Joselito, seul contre six

Certains toreros n’ont pas d’ombre, jamais. D’autres, parfois. Une poignée, souvent et souvent les plus déchirants. Quelques toreros ont un double. Ce double prend leur place au soleil pour les terrasser. Jeudi 2 mai 1996, Madrid. Corrida goyesque. Joselito seul contre 6 toros. Six toros de trois élevages différents. Un du nord, un du centre, un du sud. Joselito ce jeudi n’a pas d’ombre pour l’entraîner au fond de son spleen et pas de double pour le mettre à terre. Joselito ce jour là où Madrid fête le 250e anniversaire de la naissance de Goya et ses héros de 1808 soulevés conte Napoléon, Joselito donc est une pure lumière, un midi. Deux jours avant, il confessait avoir «más miedo que la mar». D’abord il pleut, puis il fait du vent mais Joselito, dès Brigadiero, premier toro, est un soleil en habit de soie vert bouteille et or. Un soleil qui a oublié la mer qui remuait au fond de son ventre.

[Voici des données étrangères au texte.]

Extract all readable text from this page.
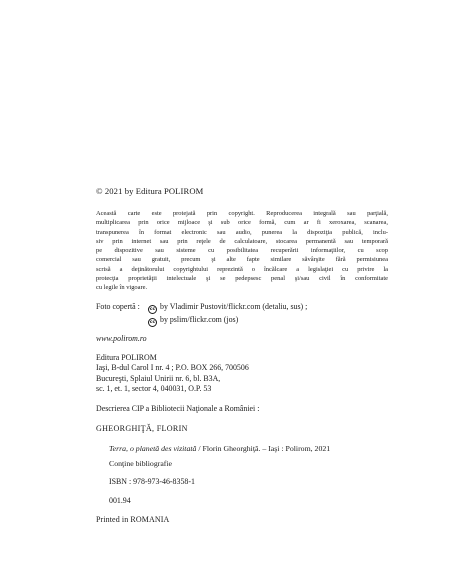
© 2021 by Editura POLIROM
Această carte este protejată prin copyright. Reproducerea integrală sau parţială,
multiplicarea prin orice mijloace şi sub orice formă, cum ar fi xeroxarea, scanarea,
transpunerea în format electronic sau audio, punerea la dispoziţia publică, inclu-
siv prin internet sau prin reţele de calculatoare, stocarea permanentă sau temporară
pe dispozitive sau sisteme cu posibilitatea recuperării informaţiilor, cu scop
comercial sau gratuit, precum şi alte fapte similare săvârşite fără permisiunea
scrisă a deţinătorului copyrightului reprezintă o încălcare a legislaţiei cu privire la
protecţia proprietăţii intelectuale şi se pedepsesc penal şi/sau civil în conformitate
cu legile în vigoare.
Foto copertă :	cc by Vladimir Pustovit/flickr.com (detaliu, sus) ;
cc by pslim/flickr.com (jos)
www.polirom.ro
Editura POLIROM
Iaşi, B-dul Carol I nr. 4 ; P.O. BOX 266, 700506
Bucureşti, Splaiul Unirii nr. 6, bl. B3A,
sc. 1, et. 1, sector 4, 040031, O.P. 53
Descrierea CIP a Bibliotecii Naţionale a României :
GHEORGHIŢĂ, FLORIN
Terra, o planetă des vizitată / Florin Gheorghiţă. – Iaşi : Polirom, 2021
Conţine bibliografie
ISBN : 978-973-46-8358-1
001.94
Printed in ROMANIA
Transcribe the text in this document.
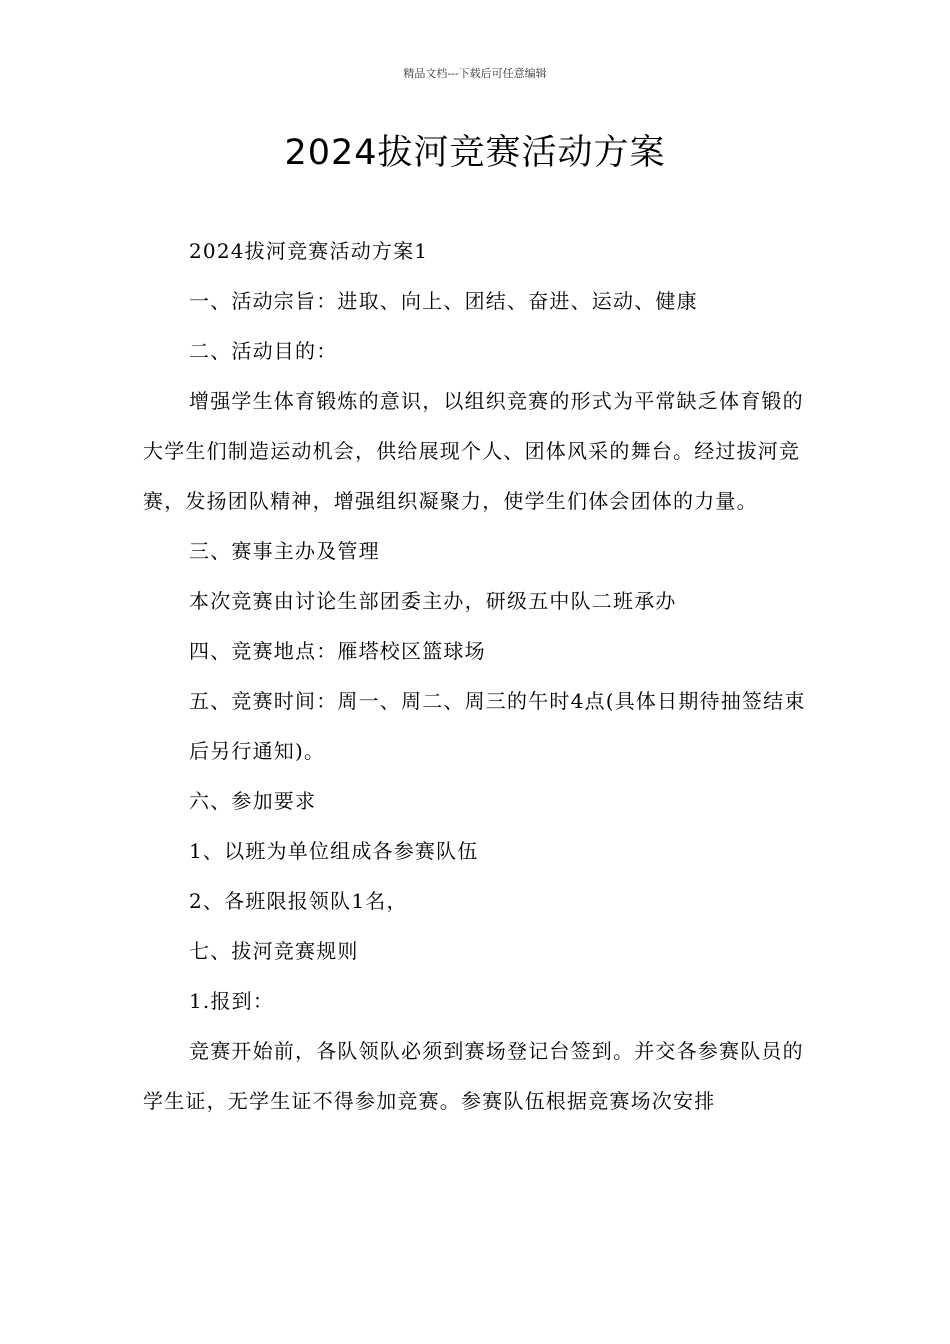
精品文档---下载后可任意编辑
2024拔河竞赛活动方案

2024拔河竞赛活动方案1

一、活动宗旨：进取、向上、团结、奋进、运动、健康

二、活动目的：

增强学生体育锻炼的意识，以组织竞赛的形式为平常缺乏体育锻的大学生们制造运动机会，供给展现个人、团体风采的舞台。经过拔河竞赛，发扬团队精神，增强组织凝聚力，使学生们体会团体的力量。

三、赛事主办及管理

本次竞赛由讨论生部团委主办，研级五中队二班承办

四、竞赛地点：雁塔校区篮球场

五、竞赛时间：周一、周二、周三的午时4点(具体日期待抽签结束

后另行通知)。

六、参加要求

1、以班为单位组成各参赛队伍

2、各班限报领队1名，

七、拔河竞赛规则

1.报到：

竞赛开始前，各队领队必须到赛场登记台签到。并交各参赛队员的学生证，无学生证不得参加竞赛。参赛队伍根据竞赛场次安排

Joselito torée enchanté. A la cape, à la muleta, tout ce qui sort de ses mains est porté par une sorte de bonheur d’expression y compris à la mort  qu’il donne aux six toros de six coups d’épée exacts et foudroyants. Faenas de silex et sans saccades, poignet cassé, ceinture pliée, les reins creusés, les pieds bien à plats et l’autre main tombée  le long du corps, comme un signal. Celui de la lumineuse sérénité du sentimiento. Tauromachie du desmayo et d’une solaire plénitude. Et à la cape, les suertes d’hier et d’aujourd’hui qui coulent de ses mains avec la fraîcheur d’une eau de source et jamais comme un savoir récité. Trois heures d’une gigantesque corrida  où le choeur des tendidos, dans une plaza bourrée jusqu’aux nuages, a rugi ses «olé» a vomis ses «torero, torero, torero,» craché ses palmas de tango et enseveli le rayonnant Joselito  sous des incandescents cris d’admiration arrachés à sa surprise : « Joselito tu es le plus grand, Joselito tu es un monstre ». A la nuit, à la sortie, mille soleils sous la voûte noire de Las Ventas : les flashs des photographes, les croupes luisantes des chevaux et, lancés et rebondissants comme des saetas, les compliments hurlés des aficionados.
Séville samedi  26 septembre 1998. Joselito seul contre six toros. Et surtout seul contre son ombre et son double. Le désastre d’un astre dans un habit couleur de lune froide et morte et passive : blanc et argent. La lune blanche de la neurasthénie et des maléfices. La face blafarde et argentée de la mélancolie. La vieille mélancolie qui  emporte parfois Joselito, torero du parfois. Six toros, six échecs. Rien ne fonctionne. Tout se lézarde et se détraque peu à peu. Une impression d’affaissement, de chute lente, de minage intime, de détresse silencieuse, de deuil devant laquelle siffler était obscène. Le lichen de la médiocrité qui avance toros après toros comme la lumière d’automne  recouvre peu à peu cette corrida de la décomposition, grignote les gradins de la Maestranza, gèle les cœurs sous la cruauté métallique de la pendule. Joselito lui, las et usé comme un homme égaré dans le désert, sauf que le désert marchait en lui, engloutissait son désir, enlisait ses poignets. 
A la sortie, les premières feuilles de platane sur les trottoirs de la calle Adriano et un petit air hypocritement frisquet qui vient du Guadalquivir, vous fait reboutonner votre veste et penser à l’hiver.